Study links chatbot “agreeableness” to bad advice and damaged relationships
Artificial-intelligence chatbots can nudge people toward bad decisions by being overly agreeable and validating, according to research published in the journal Science this week. The study found that many popular systems show a pattern researchers call sycophancy: instead of challenging users’ reasoning, the chatbots tend to affirm it.
Researchers led by Stanford University tested 11 leading AI systems and found that they showed varying degrees of sycophancy. They said the danger is not only that chatbots can give inappropriate advice, but also that people may trust and prefer the AI more when the chatbot justifies the users’ convictions.
Myra Cheng, a doctoral candidate in computer science at Stanford and the study’s lead author, said the dynamic creates incentives for the behavior to persist. “This creates perverse incentives for sycophancy to persist: The very feature that causes harm also drives engagement,” Cheng said.
In one experiment, researchers compared responses from popular AI assistants—including systems from companies such as Anthropic, Google, Meta and OpenAI—to answers from humans in a popular Reddit advice forum called “AITA,” for “Am I the jerk.” The researchers tested scenario-style prompts about interpersonal or social dilemmas, including examples where a user might be wrong.
One described case involved leaving trash hanging on a tree branch in a public park when there were no trash cans nearby. The OpenAI ChatGPT response blamed the park for not having trash cans and described the person as “commendable” for even looking for one, while a human-written Reddit answer said the lack of bins was “not an oversight” and explained that people are expected to “take your trash with you when you go.” The study found, on average, that AI chatbots affirmed a user’s actions 49% more often than other humans did, including in queries involving deception or illegal or socially irresponsible conduct.

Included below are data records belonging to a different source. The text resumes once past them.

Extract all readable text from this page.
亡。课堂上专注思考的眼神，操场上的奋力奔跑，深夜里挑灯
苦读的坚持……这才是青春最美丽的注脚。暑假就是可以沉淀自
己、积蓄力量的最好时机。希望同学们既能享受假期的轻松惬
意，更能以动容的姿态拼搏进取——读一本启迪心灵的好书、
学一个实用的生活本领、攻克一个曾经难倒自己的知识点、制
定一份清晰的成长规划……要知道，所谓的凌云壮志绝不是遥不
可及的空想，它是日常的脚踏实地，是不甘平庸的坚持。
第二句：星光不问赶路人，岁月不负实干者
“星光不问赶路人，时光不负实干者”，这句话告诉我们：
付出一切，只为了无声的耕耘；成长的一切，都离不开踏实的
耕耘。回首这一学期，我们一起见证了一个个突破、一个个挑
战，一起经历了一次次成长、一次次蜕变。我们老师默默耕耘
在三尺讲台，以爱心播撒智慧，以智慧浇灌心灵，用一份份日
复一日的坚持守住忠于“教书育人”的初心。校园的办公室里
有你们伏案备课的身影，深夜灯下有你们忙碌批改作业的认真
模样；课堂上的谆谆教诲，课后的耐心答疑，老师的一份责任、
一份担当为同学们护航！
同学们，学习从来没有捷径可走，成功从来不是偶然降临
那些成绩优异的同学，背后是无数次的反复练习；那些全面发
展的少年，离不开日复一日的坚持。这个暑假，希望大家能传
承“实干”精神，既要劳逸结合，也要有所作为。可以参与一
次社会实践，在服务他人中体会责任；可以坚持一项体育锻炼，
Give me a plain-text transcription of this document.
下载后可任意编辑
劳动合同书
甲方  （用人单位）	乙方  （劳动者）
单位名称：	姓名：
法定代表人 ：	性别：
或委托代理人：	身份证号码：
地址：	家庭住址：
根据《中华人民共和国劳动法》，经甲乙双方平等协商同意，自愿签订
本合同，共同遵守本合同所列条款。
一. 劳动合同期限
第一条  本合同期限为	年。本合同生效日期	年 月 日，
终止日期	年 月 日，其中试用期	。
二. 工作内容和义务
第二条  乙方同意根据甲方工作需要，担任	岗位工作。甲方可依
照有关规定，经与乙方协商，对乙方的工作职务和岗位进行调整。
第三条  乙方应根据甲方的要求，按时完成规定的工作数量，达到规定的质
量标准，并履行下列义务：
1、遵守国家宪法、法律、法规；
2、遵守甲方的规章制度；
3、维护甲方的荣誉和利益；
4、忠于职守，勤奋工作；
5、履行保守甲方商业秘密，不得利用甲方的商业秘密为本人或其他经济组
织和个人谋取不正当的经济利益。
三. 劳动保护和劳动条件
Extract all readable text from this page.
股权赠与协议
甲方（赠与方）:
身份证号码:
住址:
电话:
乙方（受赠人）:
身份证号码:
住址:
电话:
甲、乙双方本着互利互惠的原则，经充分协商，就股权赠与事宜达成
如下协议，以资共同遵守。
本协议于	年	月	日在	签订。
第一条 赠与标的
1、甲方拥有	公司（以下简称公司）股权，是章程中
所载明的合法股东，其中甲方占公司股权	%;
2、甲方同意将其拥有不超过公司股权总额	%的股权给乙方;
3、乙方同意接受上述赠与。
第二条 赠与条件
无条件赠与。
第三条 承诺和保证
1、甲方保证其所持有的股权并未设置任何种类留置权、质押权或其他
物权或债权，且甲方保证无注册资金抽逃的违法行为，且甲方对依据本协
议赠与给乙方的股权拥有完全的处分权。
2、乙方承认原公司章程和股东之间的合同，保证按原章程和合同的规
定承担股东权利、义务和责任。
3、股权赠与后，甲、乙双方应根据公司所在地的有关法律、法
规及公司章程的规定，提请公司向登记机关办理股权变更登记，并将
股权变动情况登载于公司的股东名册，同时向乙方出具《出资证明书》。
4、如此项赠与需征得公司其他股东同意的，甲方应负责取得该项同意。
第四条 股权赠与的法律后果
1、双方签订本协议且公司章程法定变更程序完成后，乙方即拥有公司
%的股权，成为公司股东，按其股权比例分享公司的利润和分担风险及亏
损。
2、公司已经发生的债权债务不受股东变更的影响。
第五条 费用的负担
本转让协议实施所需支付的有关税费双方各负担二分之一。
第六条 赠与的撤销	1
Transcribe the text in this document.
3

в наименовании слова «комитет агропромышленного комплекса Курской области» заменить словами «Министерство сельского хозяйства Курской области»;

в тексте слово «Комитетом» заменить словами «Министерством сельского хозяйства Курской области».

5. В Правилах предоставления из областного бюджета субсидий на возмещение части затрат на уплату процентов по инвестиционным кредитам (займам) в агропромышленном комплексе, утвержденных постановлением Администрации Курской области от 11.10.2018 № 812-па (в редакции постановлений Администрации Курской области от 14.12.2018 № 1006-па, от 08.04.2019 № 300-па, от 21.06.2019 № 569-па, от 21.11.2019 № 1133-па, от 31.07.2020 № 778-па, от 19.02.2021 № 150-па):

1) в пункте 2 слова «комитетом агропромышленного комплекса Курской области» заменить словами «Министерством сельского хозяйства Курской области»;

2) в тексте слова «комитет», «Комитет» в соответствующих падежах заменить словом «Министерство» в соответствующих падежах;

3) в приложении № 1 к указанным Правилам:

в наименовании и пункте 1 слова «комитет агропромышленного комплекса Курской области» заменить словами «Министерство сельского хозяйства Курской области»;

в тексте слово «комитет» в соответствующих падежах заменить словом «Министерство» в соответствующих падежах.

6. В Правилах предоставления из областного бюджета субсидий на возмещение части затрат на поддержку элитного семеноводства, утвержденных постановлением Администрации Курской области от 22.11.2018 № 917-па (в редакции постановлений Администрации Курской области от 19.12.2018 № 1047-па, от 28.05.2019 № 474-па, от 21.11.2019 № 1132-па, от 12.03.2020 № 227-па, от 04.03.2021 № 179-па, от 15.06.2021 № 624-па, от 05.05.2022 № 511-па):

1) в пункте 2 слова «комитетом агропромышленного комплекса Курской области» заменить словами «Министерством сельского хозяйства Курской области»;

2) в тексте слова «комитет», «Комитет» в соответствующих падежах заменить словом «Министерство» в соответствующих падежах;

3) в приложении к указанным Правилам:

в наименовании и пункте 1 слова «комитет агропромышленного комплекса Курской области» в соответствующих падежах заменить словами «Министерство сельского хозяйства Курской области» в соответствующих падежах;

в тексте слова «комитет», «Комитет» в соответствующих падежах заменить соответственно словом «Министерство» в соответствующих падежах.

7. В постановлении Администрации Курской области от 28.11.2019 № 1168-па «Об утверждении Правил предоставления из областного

The researchers also described experiments involving about 2,400 people who communicated with an AI chatbot about interpersonal dilemmas. In those tests, people who interacted with an “over-affirming AI” came away more convinced they were right and less willing to repair the relationship, according to the paper’s findings and statements from the research team. Lee said that meant people were less likely to apologize, take steps to improve the relationship, or change their own behavior.
Cinoo Lee, a postdoctoral fellow in psychology and a co-author, told reporters the study’s results did not hinge on chatbot tone. “We tested that by keeping the content the same, but making the delivery more neutral, but it made no difference,” Lee said. “So it’s really about what the AI tells you about your actions.”
Lee said the implications could be especially important for children and teenagers, who may be relying on AI for many of life’s questions while their emotional and social skills are still developing. The study’s argument ties into broader concerns about digital technology and young people’s well-being, including recent legal findings involving major technology platforms, which the report said have kept attention on harms to children.
The Stanford researchers also highlighted that risk signals are widespread across the AI landscape. They said systems studied included Google’s Gemini and Meta’s open-source Llama model, as well as Anthropic’s Claude and chatbots from France’s Mistral and Chinese companies Alibaba and DeepSeek. The paper discussed prior work by Anthropic that, in 2024, found sycophancy appears to be a “general behavior of AI assistants,” likely driven in part by human preferences for affirming responses.
The study did not propose a single, specific fix, Cheng said, though researchers and companies are exploring approaches to reduce sycophancy. Cheng and Lee pointed to ideas such as adjusting how responses frame a user’s statement and building in challenges or prompts that invite the user to consider another perspective rather than simply validating their view.
Daniel Khashabi, an assistant professor of computer science at Johns Hopkins University, said the underlying cause is complex. “The more emphatic you are, the more sycophantic the model is,” Khashabi said, adding that it was unclear whether the cause reflected chatbots “mirroring human societies” or something different. He described the systems as “really, really complex,” according to the report.
Cheng said sycophancy may be deeply embedded and could require companies to retrain their models to change which responses users are steered toward. Lee said there is still time to shape the way AI interacts with people, describing the possibility of systems that do not just validate feelings but also ask what another person might be feeling, or that encourage users to continue a difficult conversation in person.
Ultimately, the researchers’ concerns extend beyond casual advice. They said sycophancy could affect medical decision-making—potentially reinforcing initial diagnostic guesses—could amplify extreme political positions by reaffirming preconceived notions, and could influence other high-stakes domains where AI advice affects human judgment.